Initial Management of Suspected Deep Tissue Infection
For patients with suspected deep tissue infection, immediately initiate broad-spectrum empiric antibiotics covering gram-positive (including MRSA), gram-negative, and anaerobic organisms while simultaneously pursuing urgent surgical consultation for potential debridement. 1, 2
Immediate Clinical Assessment
Rapidly evaluate for features suggesting necrotizing infection requiring emergency surgical intervention 1, 2:
- Pain disproportionate to physical findings - this is often the earliest and most important warning sign 1
- Hard, wooden feel of subcutaneous tissue extending beyond visible skin involvement 1
- Skin necrosis, ecchymoses, or violaceous bullae 1, 2
- Crepitus indicating gas in tissues 1
- Rapid progression of erythema or edema beyond the initial margins 1
- Systemic toxicity with altered mental status, hypotension, or fever 1
- Failure to respond to initial antibiotic therapy 1
Diagnostic Workup
Obtain tissue specimens for culture before starting antibiotics whenever possible - this provides superior diagnostic accuracy compared to superficial swabs 1:
- Collect tissue via curettage or biopsy from the debrided wound base after cleansing 1
- Avoid swabbing undebrided ulcers or wound drainage 1
- Send specimens for both aerobic and anaerobic culture 1
- Obtain blood cultures if the patient appears systemically ill or has severe infection 1
- Plain radiographs should be obtained to evaluate for soft tissue gas, bony abnormalities, or foreign bodies 2
Advanced imaging with CT or MRI may show fascial plane edema but should not delay definitive surgical treatment when necrotizing infection is suspected 1.
Empiric Antibiotic Therapy
For Severe/Necrotizing Infections
Vancomycin (or linezolid/daptomycin) PLUS one of the following 1, 2:
- Piperacillin-tazobactam 3.375-4.5g IV every 6-8 hours 1
- Carbapenem (imipenem-cilastatin 500mg every 6h, meropenem 1g every 8h, or ertapenem 1g every 24h) 1
- Ceftriaxone 1g every 24h PLUS metronidazole 500mg every 8h 1
- Fluoroquinolone (ciprofloxacin 400mg IV every 12h or levofloxacin 750mg every 24h) PLUS metronidazole 500mg every 8h 1
For Moderate Infections Without Necrotizing Features
Coverage should still include MRSA if the patient has 1:
- Penetrating trauma
- Evidence of MRSA infection elsewhere or nasal colonization
- Injection drug use
- Systemic inflammatory response syndrome (SIRS)
- Recent hospitalization or antibiotic exposure 3
Special Populations
Neutropenic patients require vancomycin plus antipseudomonal coverage with cefepime, carbapenem, or piperacillin-tazobactam from the outset 1.

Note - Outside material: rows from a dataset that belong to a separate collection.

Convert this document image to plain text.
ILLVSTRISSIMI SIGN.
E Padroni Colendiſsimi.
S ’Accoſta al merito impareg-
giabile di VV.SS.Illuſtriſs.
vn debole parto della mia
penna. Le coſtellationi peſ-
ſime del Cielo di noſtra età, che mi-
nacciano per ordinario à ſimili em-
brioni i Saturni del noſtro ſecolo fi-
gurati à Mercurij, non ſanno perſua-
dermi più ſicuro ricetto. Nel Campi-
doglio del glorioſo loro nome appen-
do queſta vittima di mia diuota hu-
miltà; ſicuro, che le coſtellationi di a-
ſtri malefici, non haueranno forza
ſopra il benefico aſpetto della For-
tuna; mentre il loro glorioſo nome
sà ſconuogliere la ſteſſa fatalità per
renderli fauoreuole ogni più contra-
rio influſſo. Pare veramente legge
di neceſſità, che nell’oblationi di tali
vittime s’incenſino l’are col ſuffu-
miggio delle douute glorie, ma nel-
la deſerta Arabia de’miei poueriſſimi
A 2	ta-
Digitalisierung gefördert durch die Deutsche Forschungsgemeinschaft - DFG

Fournier's gangrene demands immediate broad-spectrum coverage: piperacillin-tazobactam 4.5g every 6h PLUS clindamycin 600mg every 6h for stable patients, or add linezolid 600mg every 12h for unstable patients 1.
Surgical Management
Surgical consultation is mandatory for all suspected deep tissue infections with systemic toxicity 2:
- Necrotizing fasciitis requires immediate aggressive debridement - this is the primary therapeutic modality 1
- Most patients need return to the operating room every 24-36 hours until no further debridement is necessary 1
- Incision and drainage is essential for any abscess formation 2
- The appearance of fascia at operation is diagnostic: swollen, dull gray with stringy necrosis and easy dissection along tissue planes 1
Duration and De-escalation
- Continue antibiotics for 5-14 days depending on clinical response and infection severity 1, 2
- Extend therapy beyond 5 days if infection has not improved 1
- Narrow antibiotic spectrum based on culture results and clinical improvement 1
- Treatment should continue until further debridement is unnecessary, clinical improvement occurs, and fever has been absent for 48-72 hours 1
Critical Pitfalls to Avoid
Do not delay surgical intervention for imaging studies - clinical judgment is paramount and CT/MRI may postpone life-saving debridement 1. The sensitivity and specificity of imaging for necrotizing fasciitis remain poorly defined 1.
Do not rely on superficial wound swabs - they have inferior sensitivity and specificity compared to tissue specimens and frequently grow contaminants rather than true pathogens 1.
Do not underestimate infections in diabetic patients - 50% of patients with limb-threatening infections lack systemic signs or symptoms 1. These patients require aggressive evaluation for underlying osteomyelitis 2.